Effect of Permissive Mild Hypercapnia on Cerebral Vasoreactivity in Infants: A Randomized Controlled Crossover Trial.
PaCO2 is a major regulator of cerebral vascular tone. Hypocapnia can result in poor neonatal neurological outcomes, presumably through decreased cerebral blood flow. The clinical effect of mild hypercapnia is less well known.
- This study investigates whether mild hypercapnia increases cerebral blood flow by calculating Tissue Oxygenation Index (TOI) and Tissue Haemoglobin Index (THI) using NIRS monitoring.

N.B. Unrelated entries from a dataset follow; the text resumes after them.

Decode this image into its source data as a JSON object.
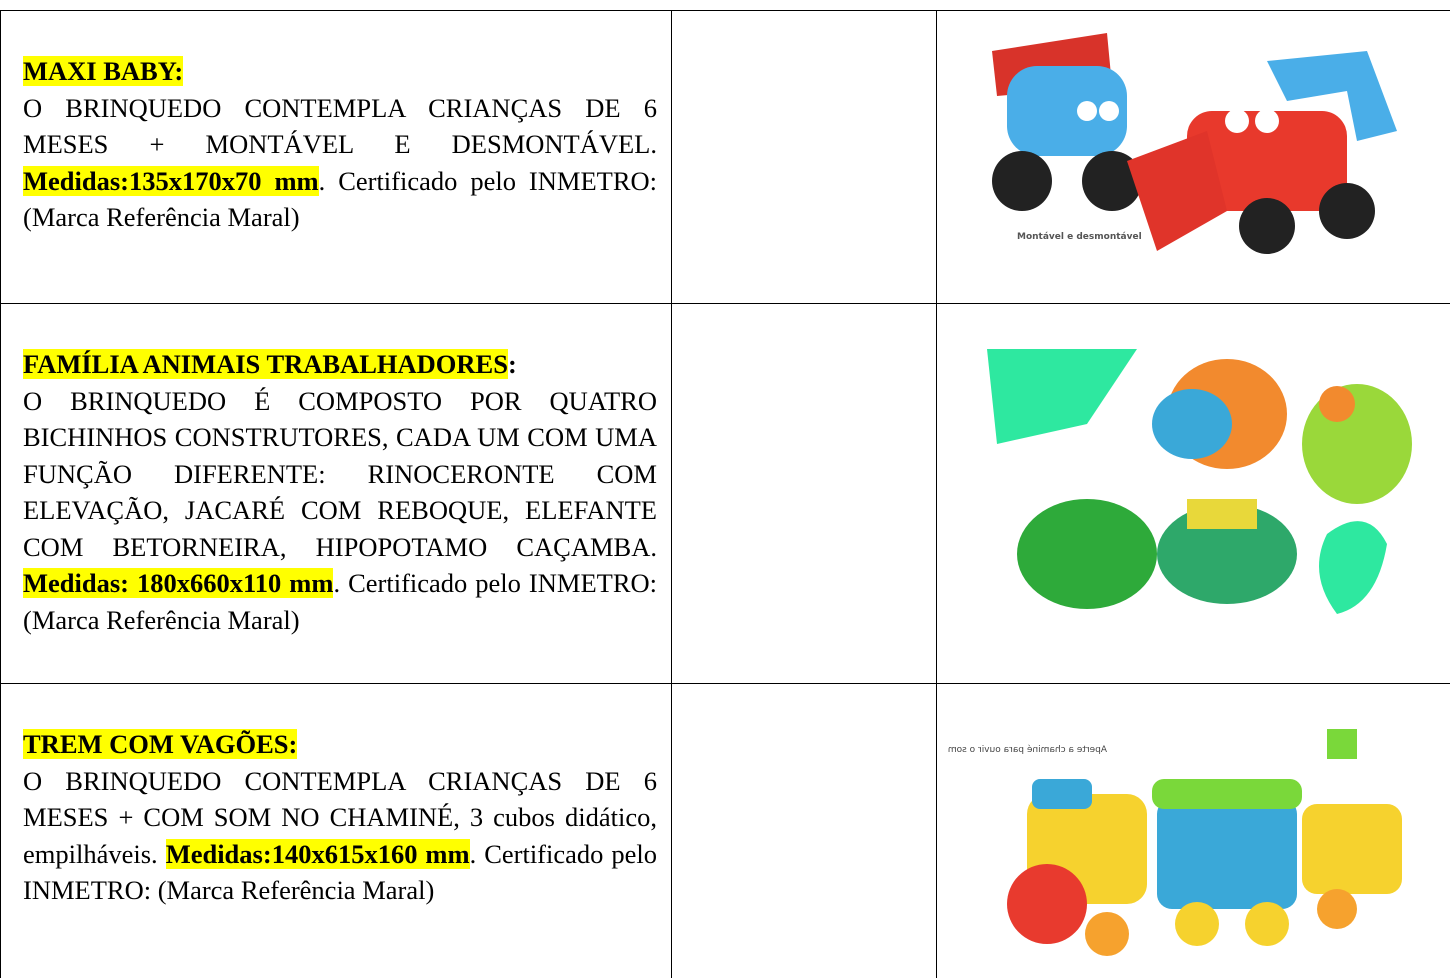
{
  "table": {
    "rows": [
      {
        "title": "MAXI BABY:",
        "text": "O BRINQUEDO CONTEMPLA CRIANÇAS DE 6 MESES + MONTÁVEL E DESMONTÁVEL.",
        "measures": "Medidas:135x170x70 mm",
        "after": ". Certificado pelo INMETRO: (Marca Referência Maral)",
        "image_caption": "Montável e desmontável"
      },
      {
        "title": "FAMÍLIA ANIMAIS TRABALHADORES",
        "title_suffix": ":",
        "text": "O BRINQUEDO É COMPOSTO POR QUATRO BICHINHOS CONSTRUTORES, CADA UM COM UMA FUNÇÃO DIFERENTE: RINOCERONTE COM ELEVAÇÃO, JACARÉ COM REBOQUE, ELEFANTE COM BETORNEIRA, HIPOPOTAMO CAÇAMBA.",
        "measures": "Medidas: 180x660x110 mm",
        "after": ". Certificado pelo INMETRO: (Marca Referência Maral)"
      },
      {
        "title": "TREM COM VAGÕES:",
        "text": "O BRINQUEDO CONTEMPLA CRIANÇAS DE 6 MESES + COM SOM NO CHAMINÉ, 3 cubos didático, empilháveis.",
        "measures": "Medidas:140x615x160 mm",
        "after": ". Certificado pelo INMETRO: (Marca Referência Maral)",
        "image_caption": "Aperte a chaminé para ouvir o som"
      }
    ]
  }
}
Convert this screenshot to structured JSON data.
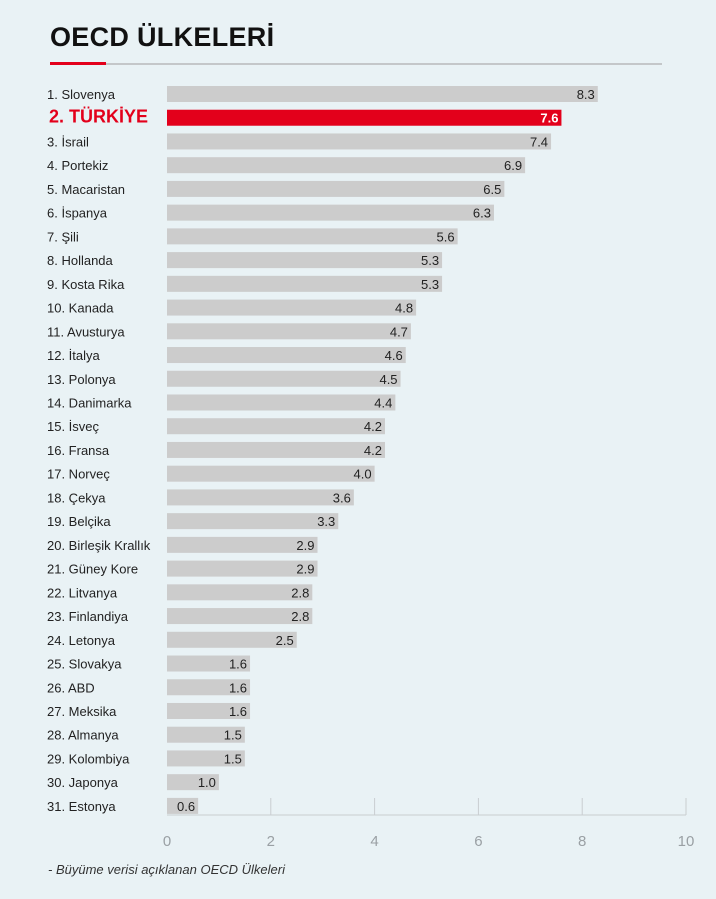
{
  "header": {
    "title": "OECD ÜLKELERİ"
  },
  "footnote": "-  Büyüme verisi açıklanan OECD Ülkeleri",
  "colors": {
    "bar": "#cccccc",
    "highlight": "#e3001b",
    "background": "#e9f2f5"
  },
  "chart_data": {
    "type": "bar",
    "orientation": "horizontal",
    "title": "OECD ÜLKELERİ",
    "xlabel": "",
    "ylabel": "",
    "xlim": [
      0,
      10
    ],
    "x_ticks": [
      "0",
      "2",
      "4",
      "6",
      "8",
      "10"
    ],
    "grid": true,
    "highlight_index": 1,
    "categories": [
      "1. Slovenya",
      "2. TÜRKİYE",
      "3. İsrail",
      "4. Portekiz",
      "5. Macaristan",
      "6. İspanya",
      "7. Şili",
      "8. Hollanda",
      "9. Kosta Rika",
      "10. Kanada",
      "11. Avusturya",
      "12. İtalya",
      "13. Polonya",
      "14. Danimarka",
      "15. İsveç",
      "16. Fransa",
      "17. Norveç",
      "18. Çekya",
      "19. Belçika",
      "20. Birleşik Krallık",
      "21. Güney Kore",
      "22. Litvanya",
      "23. Finlandiya",
      "24. Letonya",
      "25. Slovakya",
      "26. ABD",
      "27. Meksika",
      "28. Almanya",
      "29. Kolombiya",
      "30. Japonya",
      "31. Estonya"
    ],
    "values": [
      8.3,
      7.6,
      7.4,
      6.9,
      6.5,
      6.3,
      5.6,
      5.3,
      5.3,
      4.8,
      4.7,
      4.6,
      4.5,
      4.4,
      4.2,
      4.2,
      4.0,
      3.6,
      3.3,
      2.9,
      2.9,
      2.8,
      2.8,
      2.5,
      1.6,
      1.6,
      1.6,
      1.5,
      1.5,
      1.0,
      0.6
    ],
    "value_labels": [
      "8.3",
      "7.6",
      "7.4",
      "6.9",
      "6.5",
      "6.3",
      "5.6",
      "5.3",
      "5.3",
      "4.8",
      "4.7",
      "4.6",
      "4.5",
      "4.4",
      "4.2",
      "4.2",
      "4.0",
      "3.6",
      "3.3",
      "2.9",
      "2.9",
      "2.8",
      "2.8",
      "2.5",
      "1.6",
      "1.6",
      "1.6",
      "1.5",
      "1.5",
      "1.0",
      "0.6"
    ]
  }
}
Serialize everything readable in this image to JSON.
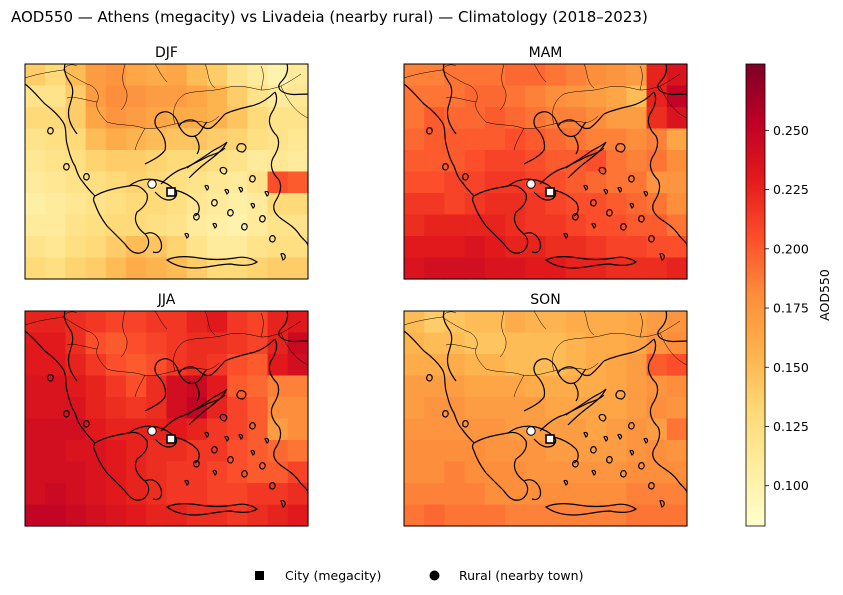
{
  "figure": {
    "title": "AOD550 — Athens (megacity) vs Livadeia (nearby rural) — Climatology (2018–2023)"
  },
  "colors": {
    "colormap": [
      "#ffffcc",
      "#ffeda0",
      "#fed976",
      "#feb24c",
      "#fd8d3c",
      "#fc4e2a",
      "#e31a1c",
      "#bd0026",
      "#800026"
    ],
    "coastline": "#000000",
    "border": "#000000",
    "marker_fill": "#ffffff",
    "marker_edge": "#000000"
  },
  "colorbar": {
    "label": "AOD550",
    "vmin": 0.083,
    "vmax": 0.278,
    "ticks": [
      "0.100",
      "0.125",
      "0.150",
      "0.175",
      "0.200",
      "0.225",
      "0.250"
    ]
  },
  "legend": {
    "placement": "bottom-center",
    "city": {
      "label": "City (megacity)",
      "marker": "square"
    },
    "rural": {
      "label": "Rural (nearby town)",
      "marker": "circle"
    }
  },
  "maps": [
    {
      "id": "djf",
      "title": "DJF",
      "grid": [
        [
          0.14,
          0.13,
          0.15,
          0.17,
          0.175,
          0.165,
          0.16,
          0.165,
          0.15,
          0.14,
          0.12,
          0.11,
          0.1,
          0.11
        ],
        [
          0.12,
          0.12,
          0.14,
          0.17,
          0.18,
          0.175,
          0.17,
          0.17,
          0.165,
          0.155,
          0.14,
          0.12,
          0.11,
          0.115
        ],
        [
          0.13,
          0.13,
          0.14,
          0.165,
          0.175,
          0.17,
          0.165,
          0.16,
          0.16,
          0.155,
          0.145,
          0.13,
          0.12,
          0.12
        ],
        [
          0.12,
          0.125,
          0.13,
          0.15,
          0.16,
          0.155,
          0.15,
          0.145,
          0.145,
          0.14,
          0.135,
          0.125,
          0.12,
          0.115
        ],
        [
          0.115,
          0.12,
          0.125,
          0.135,
          0.14,
          0.14,
          0.135,
          0.13,
          0.13,
          0.125,
          0.12,
          0.11,
          0.115,
          0.11
        ],
        [
          0.11,
          0.115,
          0.12,
          0.125,
          0.13,
          0.135,
          0.13,
          0.125,
          0.12,
          0.115,
          0.11,
          0.12,
          0.205,
          0.2
        ],
        [
          0.105,
          0.11,
          0.115,
          0.12,
          0.125,
          0.13,
          0.13,
          0.125,
          0.115,
          0.11,
          0.105,
          0.11,
          0.13,
          0.13
        ],
        [
          0.11,
          0.11,
          0.12,
          0.125,
          0.13,
          0.13,
          0.125,
          0.12,
          0.11,
          0.105,
          0.1,
          0.11,
          0.12,
          0.12
        ],
        [
          0.12,
          0.115,
          0.125,
          0.13,
          0.14,
          0.15,
          0.145,
          0.135,
          0.12,
          0.11,
          0.11,
          0.12,
          0.125,
          0.125
        ],
        [
          0.13,
          0.125,
          0.135,
          0.14,
          0.15,
          0.16,
          0.155,
          0.15,
          0.14,
          0.13,
          0.13,
          0.135,
          0.14,
          0.14
        ]
      ]
    },
    {
      "id": "mam",
      "title": "MAM",
      "grid": [
        [
          0.185,
          0.185,
          0.19,
          0.19,
          0.19,
          0.195,
          0.195,
          0.19,
          0.185,
          0.18,
          0.175,
          0.17,
          0.225,
          0.235
        ],
        [
          0.19,
          0.19,
          0.19,
          0.195,
          0.195,
          0.19,
          0.185,
          0.18,
          0.175,
          0.17,
          0.165,
          0.15,
          0.225,
          0.25
        ],
        [
          0.19,
          0.2,
          0.195,
          0.195,
          0.2,
          0.195,
          0.19,
          0.185,
          0.185,
          0.18,
          0.17,
          0.17,
          0.22,
          0.235
        ],
        [
          0.195,
          0.2,
          0.2,
          0.2,
          0.2,
          0.205,
          0.2,
          0.195,
          0.19,
          0.185,
          0.185,
          0.18,
          0.185,
          0.165
        ],
        [
          0.2,
          0.2,
          0.2,
          0.205,
          0.21,
          0.21,
          0.205,
          0.2,
          0.2,
          0.205,
          0.19,
          0.185,
          0.19,
          0.18
        ],
        [
          0.205,
          0.205,
          0.21,
          0.21,
          0.215,
          0.215,
          0.21,
          0.205,
          0.2,
          0.195,
          0.19,
          0.19,
          0.175,
          0.175
        ],
        [
          0.215,
          0.215,
          0.21,
          0.215,
          0.22,
          0.22,
          0.215,
          0.21,
          0.205,
          0.205,
          0.2,
          0.195,
          0.19,
          0.18
        ],
        [
          0.22,
          0.225,
          0.225,
          0.225,
          0.225,
          0.22,
          0.215,
          0.215,
          0.21,
          0.205,
          0.205,
          0.2,
          0.2,
          0.19
        ],
        [
          0.23,
          0.23,
          0.23,
          0.235,
          0.23,
          0.225,
          0.225,
          0.22,
          0.22,
          0.215,
          0.21,
          0.21,
          0.205,
          0.205
        ],
        [
          0.235,
          0.24,
          0.24,
          0.24,
          0.235,
          0.235,
          0.23,
          0.23,
          0.225,
          0.225,
          0.22,
          0.22,
          0.22,
          0.225
        ]
      ]
    },
    {
      "id": "jja",
      "title": "JJA",
      "grid": [
        [
          0.225,
          0.225,
          0.22,
          0.215,
          0.21,
          0.21,
          0.215,
          0.215,
          0.225,
          0.23,
          0.215,
          0.21,
          0.225,
          0.23
        ],
        [
          0.23,
          0.23,
          0.22,
          0.205,
          0.2,
          0.205,
          0.21,
          0.215,
          0.22,
          0.22,
          0.215,
          0.21,
          0.225,
          0.245
        ],
        [
          0.23,
          0.23,
          0.225,
          0.215,
          0.205,
          0.2,
          0.205,
          0.215,
          0.22,
          0.215,
          0.205,
          0.2,
          0.23,
          0.24
        ],
        [
          0.235,
          0.235,
          0.23,
          0.225,
          0.215,
          0.205,
          0.22,
          0.24,
          0.245,
          0.23,
          0.2,
          0.195,
          0.185,
          0.185
        ],
        [
          0.235,
          0.235,
          0.235,
          0.225,
          0.22,
          0.215,
          0.22,
          0.24,
          0.25,
          0.225,
          0.21,
          0.2,
          0.18,
          0.18
        ],
        [
          0.24,
          0.24,
          0.24,
          0.23,
          0.225,
          0.225,
          0.225,
          0.23,
          0.225,
          0.215,
          0.21,
          0.2,
          0.17,
          0.18
        ],
        [
          0.24,
          0.24,
          0.235,
          0.235,
          0.23,
          0.225,
          0.22,
          0.22,
          0.215,
          0.215,
          0.205,
          0.2,
          0.195,
          0.19
        ],
        [
          0.24,
          0.24,
          0.24,
          0.235,
          0.23,
          0.225,
          0.22,
          0.215,
          0.215,
          0.21,
          0.205,
          0.2,
          0.2,
          0.21
        ],
        [
          0.24,
          0.245,
          0.24,
          0.235,
          0.23,
          0.225,
          0.22,
          0.215,
          0.215,
          0.21,
          0.21,
          0.215,
          0.215,
          0.22
        ],
        [
          0.25,
          0.25,
          0.245,
          0.24,
          0.235,
          0.23,
          0.225,
          0.225,
          0.22,
          0.22,
          0.215,
          0.22,
          0.225,
          0.23
        ]
      ]
    },
    {
      "id": "son",
      "title": "SON",
      "grid": [
        [
          0.15,
          0.14,
          0.145,
          0.15,
          0.15,
          0.16,
          0.155,
          0.155,
          0.16,
          0.16,
          0.16,
          0.165,
          0.17,
          0.175
        ],
        [
          0.155,
          0.15,
          0.15,
          0.145,
          0.145,
          0.15,
          0.15,
          0.15,
          0.155,
          0.16,
          0.16,
          0.165,
          0.175,
          0.18
        ],
        [
          0.16,
          0.16,
          0.16,
          0.155,
          0.155,
          0.15,
          0.15,
          0.15,
          0.155,
          0.16,
          0.165,
          0.17,
          0.2,
          0.205
        ],
        [
          0.17,
          0.17,
          0.17,
          0.165,
          0.165,
          0.165,
          0.16,
          0.16,
          0.16,
          0.16,
          0.165,
          0.17,
          0.175,
          0.18
        ],
        [
          0.17,
          0.175,
          0.175,
          0.17,
          0.17,
          0.17,
          0.17,
          0.165,
          0.165,
          0.165,
          0.165,
          0.17,
          0.18,
          0.175
        ],
        [
          0.175,
          0.175,
          0.175,
          0.175,
          0.175,
          0.17,
          0.17,
          0.17,
          0.17,
          0.165,
          0.17,
          0.175,
          0.17,
          0.19
        ],
        [
          0.18,
          0.18,
          0.18,
          0.18,
          0.175,
          0.175,
          0.175,
          0.17,
          0.17,
          0.17,
          0.17,
          0.175,
          0.18,
          0.175
        ],
        [
          0.18,
          0.18,
          0.185,
          0.18,
          0.18,
          0.18,
          0.175,
          0.175,
          0.175,
          0.175,
          0.175,
          0.18,
          0.18,
          0.18
        ],
        [
          0.185,
          0.185,
          0.185,
          0.185,
          0.18,
          0.18,
          0.18,
          0.18,
          0.18,
          0.18,
          0.18,
          0.185,
          0.185,
          0.185
        ],
        [
          0.19,
          0.195,
          0.19,
          0.19,
          0.19,
          0.185,
          0.185,
          0.185,
          0.185,
          0.185,
          0.185,
          0.19,
          0.19,
          0.19
        ]
      ]
    }
  ]
}
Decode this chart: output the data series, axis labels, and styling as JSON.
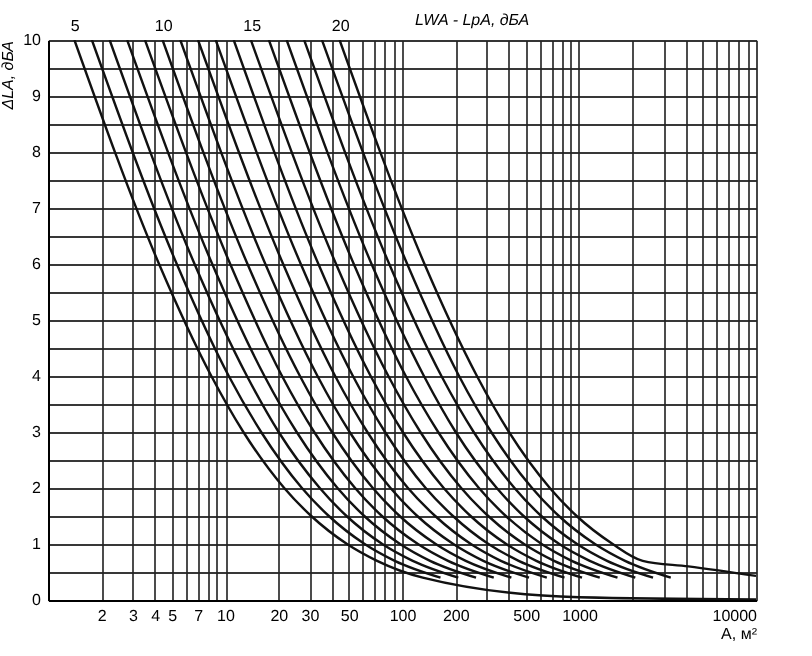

- 19 infants aged < 1 year were recruited into a randomised crossover study.
- Infants randomised to Group N(ormal) were ventilated to an EtCO2 of 5.5kPa, then 6.5kPa, then back to 5.5kPa.
- Infants randomised to Group H(ypercapnia) were ventilated to an EtCO2 of 6.5kPa, then 5.5kPa, then back to 6.5kPa.
- The primary outcome of this study found no evidence that mild hypercapnia affected TOI and THI. There was a large scatter in all NIRS parameters.
- Ancillary analysis found that mean arterial pressure (MAP) did correlate with TOI and THI.
- Overall, this study suggests that mild hypercapnia is not a strategy for increasing cerebral blood flow.
- The scatter of NIRS parameters shows its limitations as a single monitor of cerebral perfusion.
- Controlling MAP could be more important than PaCO2 for cerebral blood flow but the study was not designed to examine this specifically.
- Further studies are required to investigate whether more hypercapnia increases cerebral blood flow.